So, Ruth Stout. Admittedly, after years of gardening, it wasn’t until recently that I learned who she actually was/more about her. Ruth Stout was a lady-gardener/author who became quite well known for her “no work” method of gardening. No work!? That’s all I need to hear! While there’s a lot more to the whole mulching process and its application in the garden, today we’ll be focusing on one thing – planting potatoes.
Before we begin planting, we’ll obviously need potatoes. In order to avoid introducing disease into the garden, it’s best to buy and use only certified “seed” potatoes. Seed potatoes aren’t actually seeds, rather smaller tubers that will produce growth. While I’m not exactly certain, I seem to recall reading that potato plants are “loaded” (get it, it’s a potato joke) when it comes to genetic material. This means, if you plan on growing from “true potato seed”, a lot of genetic diversity will occur among the plants. There would be no way of knowing what to expect. Hence, we grow from seed potatoes, which will produce a plant identical to the original parent plant. Science is seriously so fun.
This is what my garden bed looks like before the whole process starts. I’ve removed the black plastic mulch that I use throughout the season to reveal a blank, yet muddy, garden canvas. From the photo, you may be able to notice that my soil looks relatively heavy. This is a low spot in the yard that consists mostly of heavy clay. It’s certainly not ideal for growing any kind of plant, let alone, something that needs to grow underground.

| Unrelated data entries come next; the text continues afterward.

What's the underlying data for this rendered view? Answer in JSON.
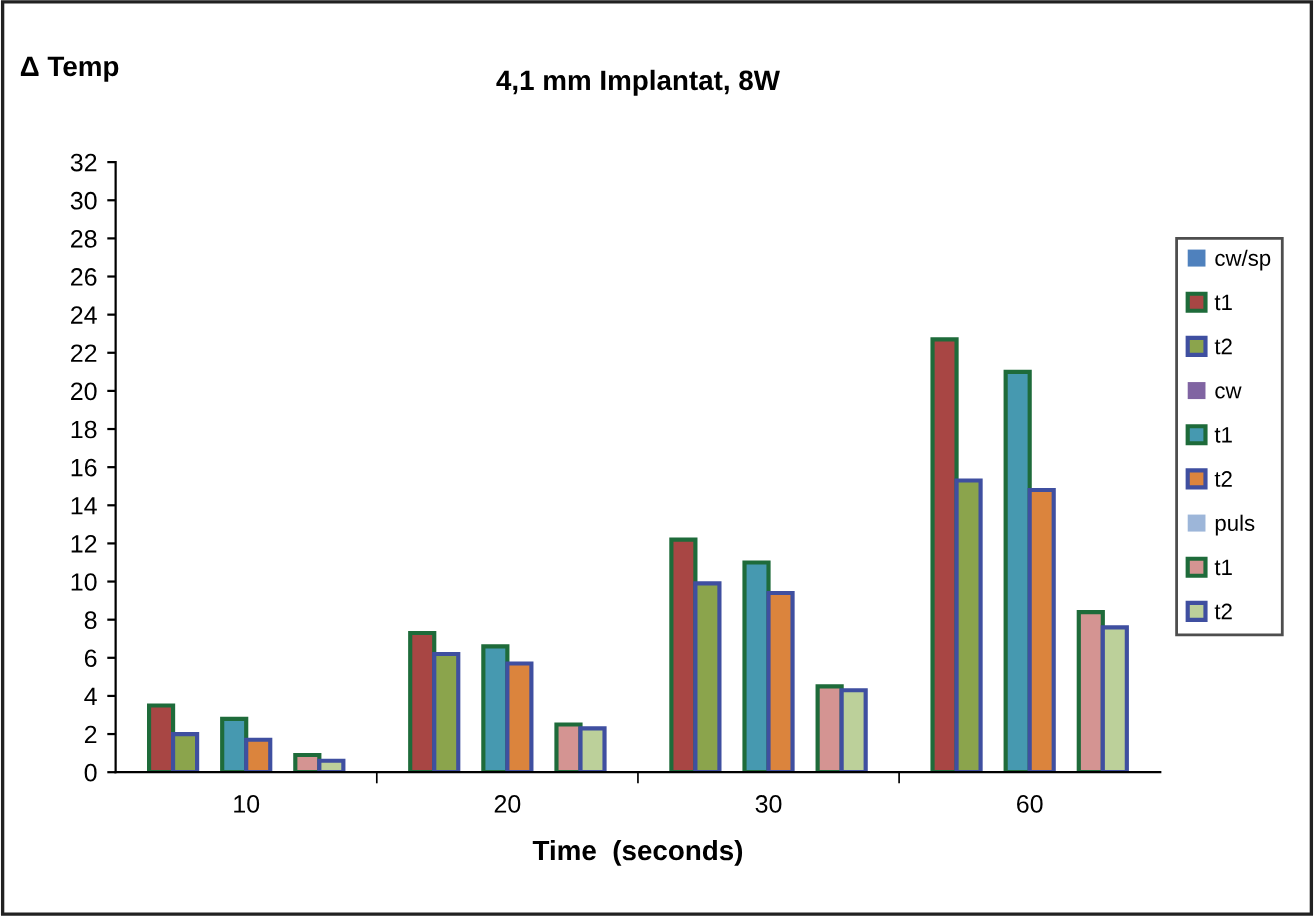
{
  "chart_data": {
    "type": "bar",
    "title": "4,1 mm Implantat, 8W",
    "xlabel": "Time  (seconds)",
    "ylabel": "Δ Temp",
    "categories": [
      "10",
      "20",
      "30",
      "60"
    ],
    "series": [
      {
        "name": "t1",
        "color": "#a84644",
        "values": [
          3.5,
          7.3,
          12.2,
          22.7
        ]
      },
      {
        "name": "t2",
        "color": "#8ba44c",
        "values": [
          2.0,
          6.2,
          9.9,
          15.3
        ]
      },
      {
        "name": "t1",
        "color": "#4699b0",
        "values": [
          2.8,
          6.6,
          11.0,
          21.0
        ]
      },
      {
        "name": "t2",
        "color": "#db843d",
        "values": [
          1.7,
          5.7,
          9.4,
          14.8
        ]
      },
      {
        "name": "t1",
        "color": "#d49492",
        "values": [
          0.9,
          2.5,
          4.5,
          8.4
        ]
      },
      {
        "name": "t2",
        "color": "#bcd09a",
        "values": [
          0.6,
          2.3,
          4.3,
          7.6
        ]
      }
    ],
    "annotations": [
      "cw/sp",
      "cw",
      "puls"
    ],
    "ylim": [
      0,
      32
    ],
    "yticks": [
      0,
      2,
      4,
      6,
      8,
      10,
      12,
      14,
      16,
      18,
      20,
      22,
      24,
      26,
      28,
      30,
      32
    ],
    "grid": false,
    "legend": "right"
  }
}
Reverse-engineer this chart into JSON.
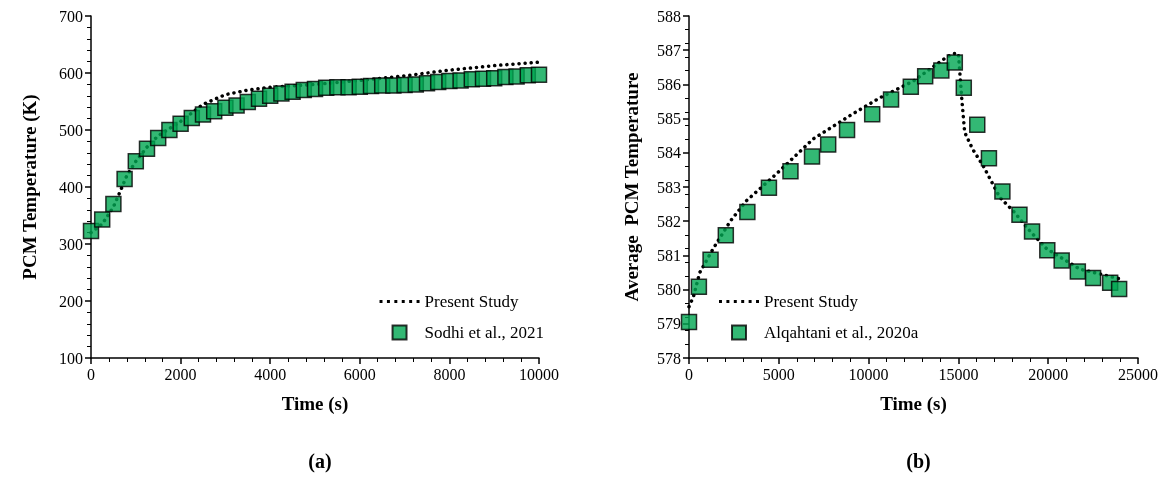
{
  "chart_data": [
    {
      "type": "line",
      "title": "(a)",
      "xlabel": "Time (s)",
      "ylabel": "PCM Temperature (K)",
      "xlim": [
        0,
        10000
      ],
      "xticks": [
        0,
        2000,
        4000,
        6000,
        8000,
        10000
      ],
      "ylim": [
        100,
        700
      ],
      "yticks": [
        100,
        200,
        300,
        400,
        500,
        600,
        700
      ],
      "grid": false,
      "legend": "bottom right",
      "series": [
        {
          "name": "Present Study",
          "color": "#000000",
          "line_style": "dotted",
          "marker": "none",
          "x": [
            0,
            250,
            500,
            650,
            800,
            1000,
            1250,
            1500,
            2000,
            2500,
            3000,
            3500,
            4000,
            5000,
            6000,
            7000,
            8000,
            9000,
            10000
          ],
          "values": [
            320,
            335,
            365,
            392,
            420,
            445,
            470,
            490,
            515,
            545,
            562,
            570,
            575,
            580,
            587,
            595,
            605,
            613,
            619
          ]
        },
        {
          "name": "Sodhi et al., 2021",
          "type": "scatter",
          "color": "#00a651",
          "marker": "square",
          "x": [
            0,
            250,
            500,
            750,
            1000,
            1250,
            1500,
            1750,
            2000,
            2250,
            2500,
            2750,
            3000,
            3250,
            3500,
            3750,
            4000,
            4250,
            4500,
            4750,
            5000,
            5250,
            5500,
            5750,
            6000,
            6250,
            6500,
            6750,
            7000,
            7250,
            7500,
            7750,
            8000,
            8250,
            8500,
            8750,
            9000,
            9250,
            9500,
            9750,
            10000
          ],
          "values": [
            323,
            343,
            370,
            414,
            445,
            467,
            486,
            500,
            511,
            521,
            527,
            533,
            539,
            543,
            549,
            555,
            560,
            564,
            567,
            570,
            572,
            574,
            575,
            575,
            576,
            577,
            578,
            578,
            579,
            580,
            582,
            584,
            586,
            587,
            589,
            590,
            591,
            593,
            594,
            596,
            597
          ]
        }
      ]
    },
    {
      "type": "line",
      "title": "(b)",
      "xlabel": "Time (s)",
      "ylabel": "Average  PCM Temperature",
      "xlim": [
        0,
        25000
      ],
      "xticks": [
        0,
        5000,
        10000,
        15000,
        20000,
        25000
      ],
      "ylim": [
        578,
        588
      ],
      "yticks": [
        578,
        579,
        580,
        581,
        582,
        583,
        584,
        585,
        586,
        587,
        588
      ],
      "grid": false,
      "legend": "bottom left",
      "series": [
        {
          "name": "Present Study",
          "color": "#000000",
          "line_style": "dotted",
          "marker": "none",
          "x": [
            0,
            250,
            600,
            1350,
            2300,
            3200,
            4900,
            6900,
            9000,
            10600,
            12500,
            14350,
            14700,
            15000,
            15200,
            15350,
            15800,
            16400,
            17300,
            18050,
            19000,
            19900,
            21750,
            24100
          ],
          "values": [
            579.5,
            579.8,
            580.5,
            581.2,
            582.0,
            582.6,
            583.4,
            584.4,
            585.1,
            585.6,
            586.1,
            586.8,
            586.9,
            586.9,
            585.5,
            584.6,
            584.1,
            583.6,
            582.7,
            582.3,
            581.7,
            581.2,
            580.6,
            580.3
          ]
        },
        {
          "name": "Alqahtani et al., 2020a",
          "type": "scatter",
          "color": "#00a651",
          "marker": "square",
          "x": [
            0,
            550,
            1200,
            2050,
            3250,
            4450,
            5650,
            6850,
            7750,
            8800,
            10200,
            11250,
            12350,
            13150,
            14050,
            14800,
            15300,
            16050,
            16700,
            17450,
            18400,
            19100,
            19950,
            20750,
            21650,
            22500,
            23450,
            23950
          ],
          "values": [
            579.05,
            580.08,
            580.87,
            581.59,
            582.27,
            582.98,
            583.46,
            583.89,
            584.24,
            584.67,
            585.13,
            585.56,
            585.93,
            586.24,
            586.41,
            586.64,
            585.9,
            584.82,
            583.84,
            582.87,
            582.19,
            581.7,
            581.15,
            580.85,
            580.53,
            580.34,
            580.2,
            580.02
          ]
        }
      ]
    }
  ]
}
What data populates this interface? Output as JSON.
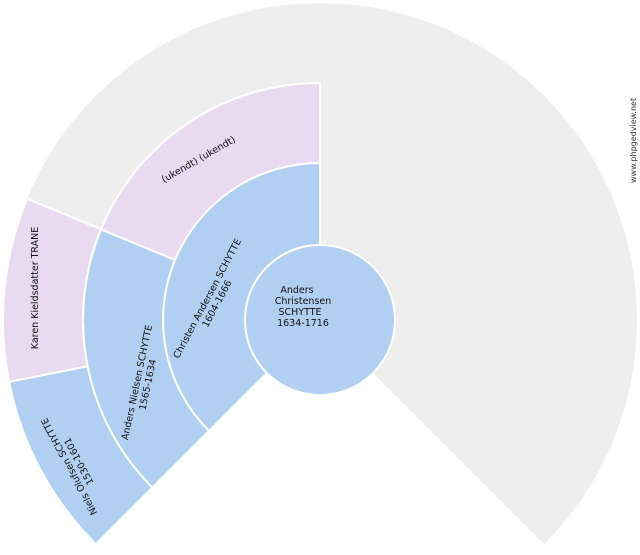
{
  "watermark": "www.phpgedview.net",
  "colors": {
    "male": "#b1cff0",
    "female": "#e9daf1",
    "empty": "#eeeeee"
  },
  "root": {
    "lines": [
      "Anders",
      "Christensen",
      "SCHYTTE",
      "1634-1716"
    ]
  },
  "ancestors": [
    {
      "generation": 1,
      "slot": 0,
      "sex": "male",
      "lines": [
        "Christen Andersen SCHYTTE",
        "1604-1666"
      ]
    },
    {
      "generation": 2,
      "slot": 0,
      "sex": "male",
      "lines": [
        "Anders Nielsen SCHYTTE",
        "1565-1634"
      ]
    },
    {
      "generation": 2,
      "slot": 1,
      "sex": "female",
      "lines": [
        "(ukendt) (ukendt)"
      ]
    },
    {
      "generation": 3,
      "slot": 0,
      "sex": "male",
      "lines": [
        "Niels Olufsen SCHYTTE",
        "1530-1601"
      ]
    },
    {
      "generation": 3,
      "slot": 1,
      "sex": "female",
      "lines": [
        "Karen Kieldsdatter TRANE"
      ]
    }
  ]
}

Since the ground here doesn’t drain well, the first thing I’m going to do is add a thin layer of straw to the ground. I’m not exactly sure of the specific “Ruth Stout” instructions, but this is the way I’ve always planted potatoes – and I’ve always been really happy with the results. Have you ever tried the Ruth Stout method? Let me know down in the comments! I’d love to hear what you think!These seed potatoes are ready to plant. You can see that they’ve been “chitted” and growth has started. To chit potatoes, I simply place my seed potatoes in a cool, dry place. I place my potatoes in the kitchen window to get them started. These growing eyes of the potatoes look so cool. I can’t wait to see their green foliage pushing up through the straw later in the spring! After I’ve placed the potatoes onto the bed of straw, it’s time to add a thin layer of compost to the potatoes. This step can definitely be omitted if you’re working in a well-amended and healthy garden bed. Since my garden needs all the help I can get, I’m adding some really rich compost. Remember to make sure that anything you add to the garden is suitable for vegetables and SAFE to use. If you’re uncertain whether or not to use something on your garden – don’t use it! Once I’ve added my compost, I simply add another layer of straw on top about two inches thick. As the weather warms, I’ll begin to see green sprouts push up through the straw. As the plants grow, I’ll likely add one more layer of straw to the potato patch when the plants reach about 2 ft tall. This will ensure that all of the developing potatoes will have plenty of space to grow and that exposure to sunlight won’t be a problem. Potatoes exposed to sunlight will go green. Yuck! Not only will they look ugly, but they also won’t be safe to eat. Never eat the green potatoes!